Friday 28 November 2014

Teen tumour survivor's plea for a 'transition year'

Elaine Keogh

Published 16/07/2014 | 02:30

Chloe Boyle with her mum, Tricia
Chloe Boyle with her mum, Tricia
Chloe during her treatment for bone cancer

A TEENAGE girl who has beaten cancer and managed to sit her Junior Certificate last month, despite missing over a year of schooling, has spoken of her disappointment at not getting to take part in transition year.

Friends of Chloe Boyle (15), from Drogheda, Co Louth, have begun a campaign to encourage her school, the Sacred Heart in Drogheda, to create an additional place on its transition year programme for her.

The Facebook page 'Make It 49' has gained thousands of supporters who want the school to increase the number of places in transition year from 48 to 49 so Chloe can be part of it.

"It would be great for me to catch up academically and gain my confidence again and make new friends. They have an American exchange trip which looks really interesting and you get a chance to learn new languages," said Chloe, who this month marked being one year cancer-free.

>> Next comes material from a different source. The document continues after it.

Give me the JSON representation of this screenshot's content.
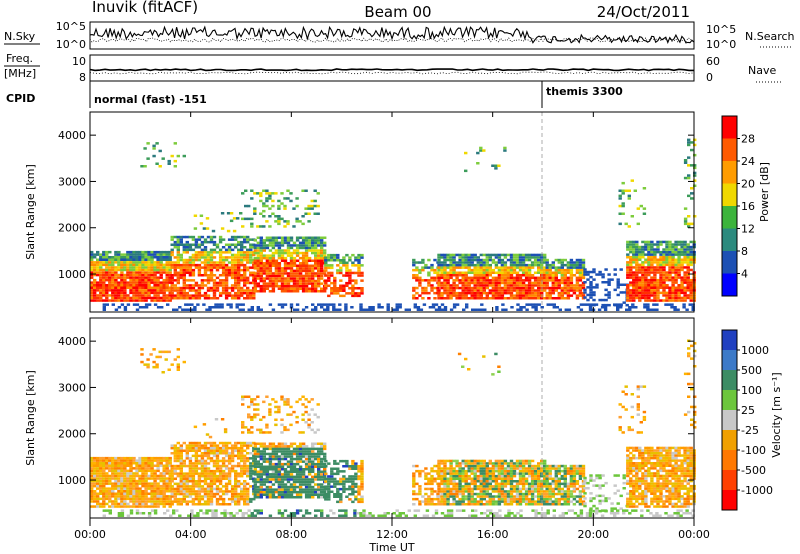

Her mum, Tricia, said she had not given up hope that her brave daughter would get to do transition year.

"She worked very hard to try and keep up with her studies so she could sit her Junior Cert last month. She deserves this chance to grow and mature and recover her self-esteem before beginning her Leaving Certificate study," she said.

Chloe was diagnosed in August 2012 with bone cancer behind her right knee. She had aggressive chemotherapy before undergoing major surgery to remove the tumour and the infected bone.

Doctors also did a bone graft, which left her wheelchair-bound for months and unable to attend school, as it was not wheelchair accessible.

Chloe, who wants to be a vet or physiotherapist, returned to school on crutches last September, after learning to walk again.

Her consultant, Dr Cormac Owens, said in a letter to her mum: 'I would strongly feel that the opportunity to participate in transition year would give Chloe the opportunity to re-establish herself both socially and academically back into school life.

'This would also reduce the stress and pressure Chloe would be exposed to during a time when we are still monitoring closely for disease recurrence.'

In an email to Chloe's mum, the school said: "It was the considered option of the three-teacher panel that Chloe was best suited to move into fifth year.

"The rationale for this was that fifth year would enable her to move forward in an academic context and in a structured and supportive environment. The unstructured nature of transition year would not be conducive to Chloe's academic development at this stage."

Tricia said: "It is now too late to enrol her in another school."

Mayor of Drogheda Kevin Callan said he would be meeting the school principal at the start of the next term.

The Department of Education added: "The management authority of each school is responsible for making decisions regarding the transition year programme. In schools where the year is not a compulsory one, it may be necessary to limit the number of students who can avail of it. In cases where restrictions apply, the procedure for allocating places is a matter for the school."

No response was received from the school when it was asked to comment.